ANGELIKA Lambrakis knows only the sketchiest details of her heritage.
Raised as an only child in London, she has no memory of her father and has never met either set of grandparents. Single mother Poppy has rebuffed every attempt by her daughter to revisit the past – a past from which Calliope, as Poppy was then known, chose to escape 40 years earlier.
All Angie can be sure of is that her background is Greek.
Now, with her wedding day looming, she makes up her mind to defy Poppy’s wishes and search for information among the whitewashed villages of southern Crete.
Far from being welcomed, however, Angie immediately runs into a roadblock of unexplained, blatant hostility. Complete strangers flinch at the mention of Poppy’s maiden name, Kondulakis, and those along the way who appear to have some form of connection to the family are unnervingly evasive.
Angie’s confidence is shaken. Will yiayá and papu be pleased to meet their granddaughter at last, or will this elderly couple be every bit as standoffish as their fellow islanders seem to be?

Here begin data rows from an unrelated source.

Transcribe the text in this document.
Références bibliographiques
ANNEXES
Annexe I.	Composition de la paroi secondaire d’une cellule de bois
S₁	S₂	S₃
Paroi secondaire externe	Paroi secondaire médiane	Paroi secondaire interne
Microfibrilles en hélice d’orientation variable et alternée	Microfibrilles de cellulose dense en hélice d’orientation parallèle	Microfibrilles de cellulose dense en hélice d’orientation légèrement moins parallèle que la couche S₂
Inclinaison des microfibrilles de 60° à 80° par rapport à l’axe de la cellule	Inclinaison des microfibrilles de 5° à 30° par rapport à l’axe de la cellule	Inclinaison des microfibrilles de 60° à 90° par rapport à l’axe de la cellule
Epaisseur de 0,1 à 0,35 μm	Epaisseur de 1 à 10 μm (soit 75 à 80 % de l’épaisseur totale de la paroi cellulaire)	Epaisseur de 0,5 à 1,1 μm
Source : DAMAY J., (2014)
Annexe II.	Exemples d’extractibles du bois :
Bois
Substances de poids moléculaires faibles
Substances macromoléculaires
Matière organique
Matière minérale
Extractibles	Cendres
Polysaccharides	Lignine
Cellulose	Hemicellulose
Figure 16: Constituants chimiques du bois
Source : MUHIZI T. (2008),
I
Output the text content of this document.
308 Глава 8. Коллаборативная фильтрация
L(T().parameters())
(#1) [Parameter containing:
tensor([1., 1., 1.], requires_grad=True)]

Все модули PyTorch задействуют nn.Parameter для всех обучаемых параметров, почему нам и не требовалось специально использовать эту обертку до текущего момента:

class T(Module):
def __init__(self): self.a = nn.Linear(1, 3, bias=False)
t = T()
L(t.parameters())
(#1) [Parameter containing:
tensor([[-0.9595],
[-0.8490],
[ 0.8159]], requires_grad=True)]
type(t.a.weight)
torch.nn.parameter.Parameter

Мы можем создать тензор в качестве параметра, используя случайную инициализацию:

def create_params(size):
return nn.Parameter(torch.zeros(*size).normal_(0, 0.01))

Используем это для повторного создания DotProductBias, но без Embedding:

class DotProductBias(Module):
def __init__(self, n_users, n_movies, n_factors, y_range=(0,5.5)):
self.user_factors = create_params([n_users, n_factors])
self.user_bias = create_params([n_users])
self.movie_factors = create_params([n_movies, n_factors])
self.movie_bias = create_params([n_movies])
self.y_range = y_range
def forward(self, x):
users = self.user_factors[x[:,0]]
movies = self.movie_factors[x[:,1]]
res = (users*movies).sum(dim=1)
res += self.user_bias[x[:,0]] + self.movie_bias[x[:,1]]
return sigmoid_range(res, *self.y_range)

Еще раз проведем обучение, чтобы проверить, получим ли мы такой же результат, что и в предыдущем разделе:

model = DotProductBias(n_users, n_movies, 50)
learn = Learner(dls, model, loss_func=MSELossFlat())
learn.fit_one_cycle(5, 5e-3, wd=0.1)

She remains committed, however. Having flown halfway across Europe to find the missing pieces of her personal jigsaw puzzle, Angie is determined to continue probing until she succeeds in reuniting Poppy with her Cretan relatives.

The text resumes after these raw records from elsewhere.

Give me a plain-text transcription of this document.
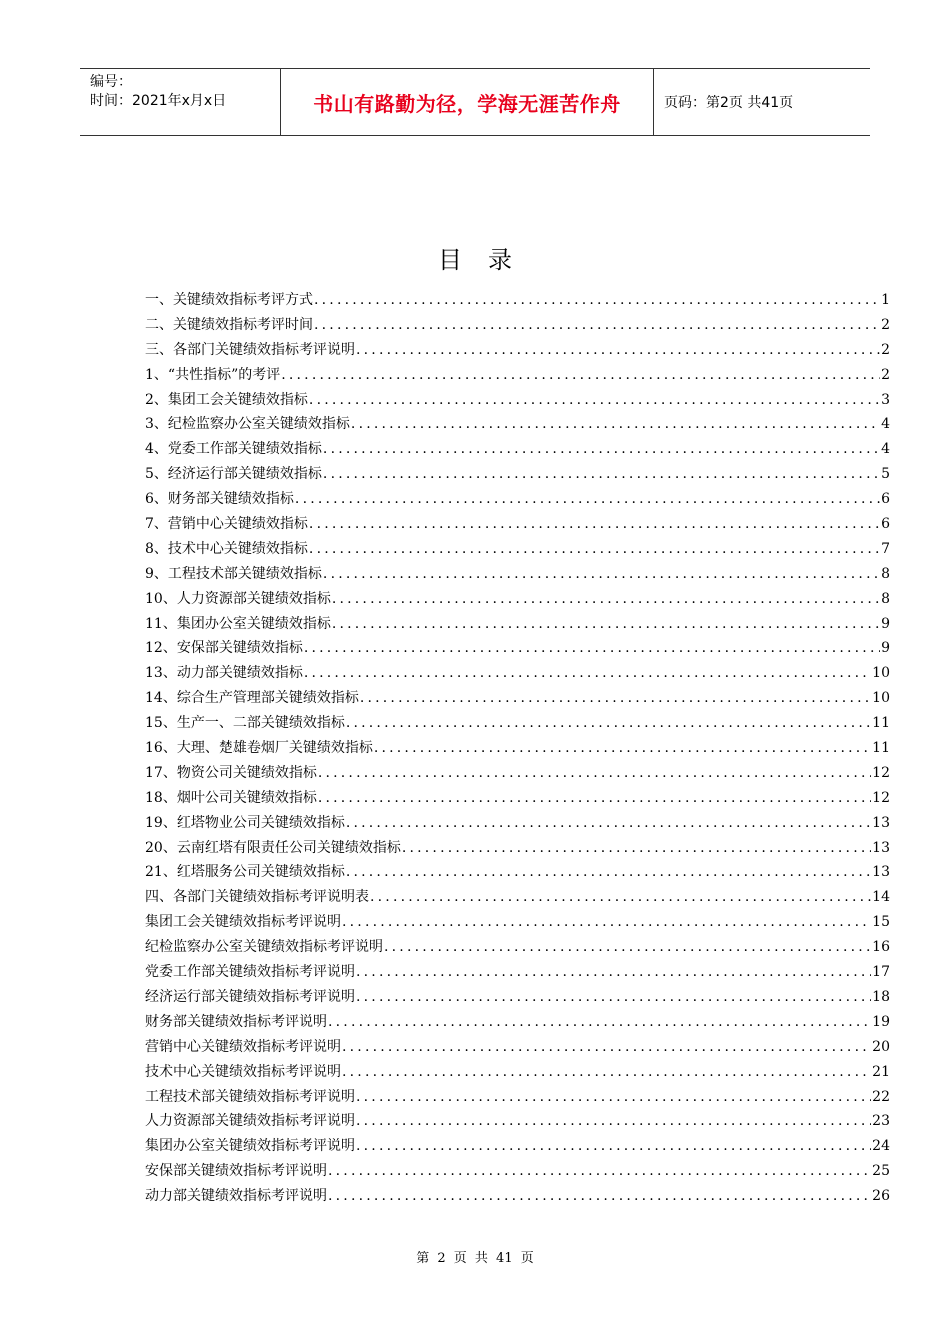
编号：
时间：2021年x月x日	书山有路勤为径，学海无涯苦作舟	页码：第2页 共41页
目录
一、关键绩效指标考评方式 .....	1
二、关键绩效指标考评时间 .....	2
三、各部门关键绩效指标考评说明 .....	2
1、“共性指标”的考评 .....	2
2、集团工会关键绩效指标 .....	3
3、纪检监察办公室关键绩效指标 .....	4
4、党委工作部关键绩效指标 .....	4
5、经济运行部关键绩效指标 .....	5
6、财务部关键绩效指标 .....	6
7、营销中心关键绩效指标 .....	6
8、技术中心关键绩效指标 .....	7
9、工程技术部关键绩效指标 .....	8
10、人力资源部关键绩效指标 .....	8
11、集团办公室关键绩效指标 .....	9
12、安保部关键绩效指标 .....	9
13、动力部关键绩效指标 .....	10
14、综合生产管理部关键绩效指标 .....	10
15、生产一、二部关键绩效指标 .....	11
16、大理、楚雄卷烟厂关键绩效指标 .....	11
17、物资公司关键绩效指标 .....	12
18、烟叶公司关键绩效指标 .....	12
19、红塔物业公司关键绩效指标 .....	13
20、云南红塔有限责任公司关键绩效指标 .....	13
21、红塔服务公司关键绩效指标 .....	13
四、各部门关键绩效指标考评说明表 .....	14
集团工会关键绩效指标考评说明 .....	15
纪检监察办公室关键绩效指标考评说明 .....	16
党委工作部关键绩效指标考评说明 .....	17
经济运行部关键绩效指标考评说明 .....	18
财务部关键绩效指标考评说明 .....	19
营销中心关键绩效指标考评说明 .....	20
技术中心关键绩效指标考评说明 .....	21
工程技术部关键绩效指标考评说明 .....	22
人力资源部关键绩效指标考评说明 .....	23
集团办公室关键绩效指标考评说明 .....	24
安保部关键绩效指标考评说明 .....	25
动力部关键绩效指标考评说明 .....	26
第 2 页 共 41 页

Crete – particularly the area due west of Ierapetra – was the setting for some of the most brutal, bitter fighting of World War II in which Germans, Allies and resistance partisans hunted each other across spectacularly rugged hillsides and plateaux throughout the early 1940s.
Using as her setting Amiras and Viannos, traditional communities overlooking the Mediterranean Sea, author Patricia Wilson retraces the circumstances and consequences of a real-life Nazi atrocity through the eyes of the fictitious Lambrakis and Kondulakis families and their neighbours in a remote, mountainous corner of Europe’s southernmost region.